By episode two another subplot is introduced when struggling Texas preacher (John Ortiz) is considering drastic action and  daughter Rebecca (Stefania LaVie Owen) is about to flee her smalltown woes. Aussie Wil Traval also surfaces as FBI agent, complete with a Southern drawl.

There’s also a young Palestinian refugee Jibril (Sayyid El Alami) who we keep hearing will be required to undertake a pivotal role as part of God’s plan….

These threads weigh things down heavily and more focus would be welcome. But Messiah is otherwise rather Homeland in tone. Scenes are filmed in Jordan and New Mexico with subtitles added for foreign languages. There’s an ongoing tension around Middle East conflict with an American determined to take charge. But unlike the terrorist drama, this provokes questions of faith. Even the promotion for the show asks “Will he CONvert you?”

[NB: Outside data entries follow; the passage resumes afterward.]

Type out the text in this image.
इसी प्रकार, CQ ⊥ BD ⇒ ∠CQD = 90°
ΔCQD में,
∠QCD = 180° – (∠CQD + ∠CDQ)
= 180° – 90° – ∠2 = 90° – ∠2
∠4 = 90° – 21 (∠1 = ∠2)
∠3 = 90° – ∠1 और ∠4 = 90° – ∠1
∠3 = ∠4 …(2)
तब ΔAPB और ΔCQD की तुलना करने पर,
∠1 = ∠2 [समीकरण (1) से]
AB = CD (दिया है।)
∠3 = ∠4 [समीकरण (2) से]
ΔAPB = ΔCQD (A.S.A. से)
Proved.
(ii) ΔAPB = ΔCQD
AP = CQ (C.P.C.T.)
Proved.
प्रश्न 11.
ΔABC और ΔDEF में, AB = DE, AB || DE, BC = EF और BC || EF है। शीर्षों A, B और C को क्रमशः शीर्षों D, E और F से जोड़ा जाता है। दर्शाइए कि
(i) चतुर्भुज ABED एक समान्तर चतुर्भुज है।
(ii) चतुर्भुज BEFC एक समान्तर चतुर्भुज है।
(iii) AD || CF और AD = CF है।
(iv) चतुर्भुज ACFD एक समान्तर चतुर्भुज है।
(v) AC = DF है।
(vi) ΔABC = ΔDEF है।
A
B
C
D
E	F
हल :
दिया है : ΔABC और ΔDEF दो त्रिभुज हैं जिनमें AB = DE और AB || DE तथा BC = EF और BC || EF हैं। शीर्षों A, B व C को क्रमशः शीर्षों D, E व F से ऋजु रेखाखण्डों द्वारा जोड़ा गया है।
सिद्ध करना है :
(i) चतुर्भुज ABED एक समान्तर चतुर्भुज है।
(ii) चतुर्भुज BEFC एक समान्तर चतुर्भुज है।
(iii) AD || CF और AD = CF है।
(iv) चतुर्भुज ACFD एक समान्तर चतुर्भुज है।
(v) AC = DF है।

The cast also includes Beau Bridges, Dermot Mulroney, Jane Adams and Philip Baker Hall. Aussie Kate Woods is one of 2 directors.

Having viewed several episodes I’m intrigued as to where this is headed, but nervous about whether it will offer a payoff or leave everything ambiguously in the eye of the beholder.

Mark Burnett and Roma Downey -both of whom produced that dreadful series The Bible– are also producers here… meaning there is probably good reason to tread with caution.

Messiah is now screening on Netflix.


  1. I’m up to episode 5 and I’m quite intrigued by the show, it’s so different to anything I’ve seen before. It moves along at a good pace and the story is developing nicely. I’m finding the ‘religious’ part of the story very interesting and looking forward to seeing which direction it ends up at.

    • I just finished it last night. I really enjoyed the series and will definately be back for season 2. This is a unique show in many ways, which pulls you one way and then the other. I don’t want to spoil anything, but will say the last episode does provide answers, so worth staying until the end.

  2. Writing about religious topics, pseudo or otherwise is inviting polarised debate, especially during this part of modern history when religious fundamentalism is causing political problems as well, especially in America and Europe.
    The USA does have history promoting religious commentary disguised as entertainment, having a faith was standard in many Hollywood productions including during the heyday of 70’s and 80’s U.S made drama shows.
    Probably Monty Python’s The Life Brian was the first to reveal the hidden desire for some agnostic cheekiness and a much needed break from religious conformity, for that we must thank them.